The Informer, 2019.
Directed by Andrea Di Stefano.
Starring Joel Kinnaman, Rosamund Pike, Common, Clive Owen, Ana de Armas, and Sam Spruell.
SYNOPSIS:
Ex-con Pete Koslow (Joel Kinnaman) is working undercover as an FBI informant as they attempt to bring down a group of particularly nasty Polish gangsters. Promised that it’ll be a way-out for his family by Federal Agent Wilcox (Rosamund Pike), Koslow soon discovers that he’ll need to be incarcerated again in order to infiltrate the mob and escape for good.
Few things are more frustrating than a perfectly fine film ambitiously deciding that it wants to be a franchise starter before the audience even wants to see ‘the further adventures of….’. Sadly, that’s the fate suffered by Andrea Di Stefano’s dirt-under-the-nails crime-thriller, The Informer, which rattles along in an intriguing, if slightly seen-it-all-before fashion, and then falls off a cliff, rather than hanging from one, all in an attempt to establish a John Wick style saga.
It’s a shame, because there’s a lot to like about the movie, not least the impressive cast. Hollywood continues to try and make a leading man out of Joel Kinnaman, but his career-high turn in AMC’s The Killing thrived on introverted, impenetrable characteristics that benefitted the long-form arc of a television show. Translating that to a two-hour movie makes him a lot harder to root for, even when everyone around him is being so despicable.
On which, it’s great to see Clive Owen turn up and snarl his way through the movie as a particularly horrible FBI boss. On the receiving end of his spittle is Rosamund Pike, who has the weightiest material to chew on, even if the motivations behind the way she tackles the ethical dilemmas put before her aren’t fully explored. She shares MVP status with Common, here playing the intuitive cop caught up in the tangled web with that air of recognisable charm that’s evident in all of his big-screen outings.
Adapted from Anders Roslund and Börge Hellström’s best-selling novel Three Seconds, Di Stefano’s film at least begins like all good books should, with a tension-riddled opening gambit that places Kinnaman in a precarious situation, before all hell breaks loose, triggering the film encompassing events. Amongst some predictable double-crossing, said events involve speak-easy showdowns, an ingenious way of sneaking contraband into jail, and a hugely enjoyable OTT prison-break. All of which is executed in an extremely watchable way, before the aforementioned finale starts to play out.

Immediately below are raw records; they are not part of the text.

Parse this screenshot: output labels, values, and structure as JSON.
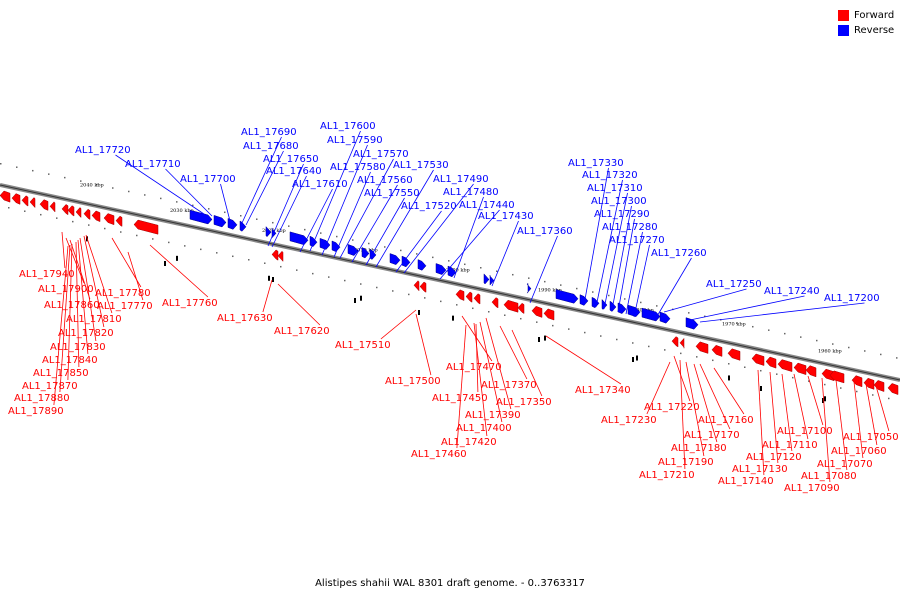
{
  "legend": {
    "forward_label": "Forward",
    "reverse_label": "Reverse",
    "forward_color": "#ff0000",
    "reverse_color": "#0000ff"
  },
  "caption": "Alistipes shahii WAL 8301 draft genome. - 0..3763317",
  "scale_labels": [
    "2040 kbp",
    "2030 kbp",
    "2020 kbp",
    "2010 kbp",
    "2000 kbp",
    "1990 kbp",
    "1980 kbp",
    "1970 kbp",
    "1960 kbp"
  ],
  "reverse_genes": [
    "AL1_17720",
    "AL1_17710",
    "AL1_17700",
    "AL1_17690",
    "AL1_17680",
    "AL1_17650",
    "AL1_17640",
    "AL1_17610",
    "AL1_17600",
    "AL1_17590",
    "AL1_17580",
    "AL1_17570",
    "AL1_17560",
    "AL1_17550",
    "AL1_17530",
    "AL1_17520",
    "AL1_17490",
    "AL1_17480",
    "AL1_17440",
    "AL1_17430",
    "AL1_17360",
    "AL1_17330",
    "AL1_17320",
    "AL1_17310",
    "AL1_17300",
    "AL1_17290",
    "AL1_17280",
    "AL1_17270",
    "AL1_17260",
    "AL1_17250",
    "AL1_17240",
    "AL1_17200"
  ],
  "forward_genes": [
    "AL1_17940",
    "AL1_17900",
    "AL1_17860",
    "AL1_17780",
    "AL1_17770",
    "AL1_17810",
    "AL1_17820",
    "AL1_17830",
    "AL1_17840",
    "AL1_17850",
    "AL1_17870",
    "AL1_17880",
    "AL1_17890",
    "AL1_17760",
    "AL1_17630",
    "AL1_17620",
    "AL1_17510",
    "AL1_17500",
    "AL1_17470",
    "AL1_17450",
    "AL1_17370",
    "AL1_17350",
    "AL1_17390",
    "AL1_17400",
    "AL1_17420",
    "AL1_17460",
    "AL1_17340",
    "AL1_17220",
    "AL1_17230",
    "AL1_17160",
    "AL1_17170",
    "AL1_17180",
    "AL1_17190",
    "AL1_17210",
    "AL1_17100",
    "AL1_17110",
    "AL1_17120",
    "AL1_17130",
    "AL1_17140",
    "AL1_17050",
    "AL1_17060",
    "AL1_17070",
    "AL1_17080",
    "AL1_17090"
  ]
}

It feels harsh to be hung up on the resolution of a story that’s entertaining enough throughout, but proceedings grind to such a choppy, rushed, unsatisfactory halt that it leaves a bitter taste in the mouth. Returning to the novel analogy, it’s as if random pages have been torn from the last chapter, but you’ve been promised that the details of those missing words will be available in the next book. It feels completely undeserved, unfulfilling, and a sequel will probably never come to fruition because of it.